If he doesn't respond to your post, try a PM to Smoked.  He built some type of cold smoker using a Big Chief or Little Chief or some type of "Injun" smoker.  He piped in smoke out of another smoker through some type of flap?  I'm not that familiar with those smokers but I remember him talking about it.

And welcome to the SMF by the way.  Glad to have you aboard.


----------



## madsmoker

Thanks for the reply.  Yea, cheese is the reason I wanted to make a better cold smoker, but after familiarizing myself with the board a little more I see there were probably a million better threads where I could have posted this question.


----------



## cajunsmoker

That's OK, your first post should have been in Roll Call anyway.  So now go hit those other threads.


----------



## deejaydebi

Welcome Madsmoker
 Don't know the smoker but I do know a good bit about cheese ...

Canjun -

Maybe another cheese maker? Did someone say cheese?


----------



## cheech

If you still have the box that it came in you can take the racking out of the unit place it on top of the smoker and then place the box over the top.
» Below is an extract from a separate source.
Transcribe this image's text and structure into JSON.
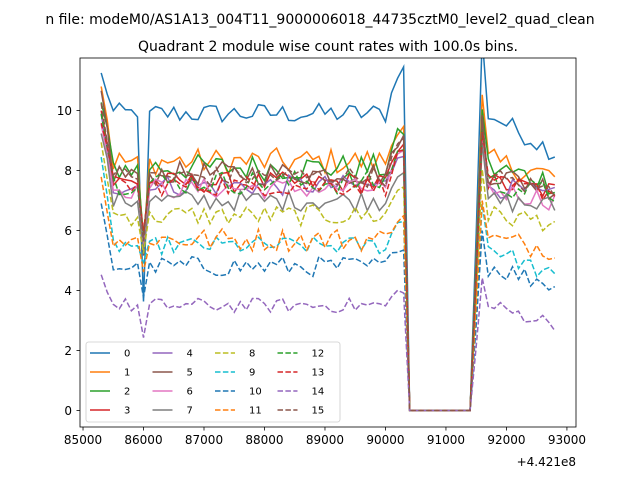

In fact I believe that the instructions show how to do this. I no longer have my instructions but may be someone else here still has theirs


----------



## smoked

yea I modified my big chief to be a dedicated cold smoker box, it's modified to take the smoke generated from my masterbuilt unit......  mine is a front loader as well.   Now if you still have the box that the unit came in you can use that sitting on top of the smoker as a cold box, I used to do that with mine from time to time......it's a bit of a pain in the butt but it does work.  I just got tired of the non-insulated design that I finally got out of the dark ages and jumped on a new insulated unit that makes life much easier!!!!!!


----------



## madsmoker

Yea the Little Chief comes with the generic directions to turn the top loading LC into a cold smoker with the box it came in.  I haven't tried it, but there are a couple of issues. The front loader doesn't have a solid racking system you pull out.  It uses individual racks that slide out of fixed holders.  I'm sure I could do a bit of McGuyvering, but also it seems like tons of smoke poors out the front by the door & not the tiny slits at the top which is all there is to vent out the top.


----------



## smoked

well you can do the "bricks and sticks" type method, that is basically what I did by using some bricks to put the racks on and keep building up that way......


----------



## gp george

I use a cardboard box with approximately the same width and depth dimensions as smoker. The box the smoker came in works well. The bottom of the box should be open and the flaps left on the top.

Insert two lengths of stiff wire, welding rods work well, near the bottom of the box to allow it to set on the smoker and allow the smoke to rise into it.

Inset two more rods at the height above the smoker you would like to have the wire rack.

Lay one of the racks from the smoker on the top rack with the cheese or salmon and close the top flaps.

The smoke escapes in the box with almost no heat.  Works well.


----------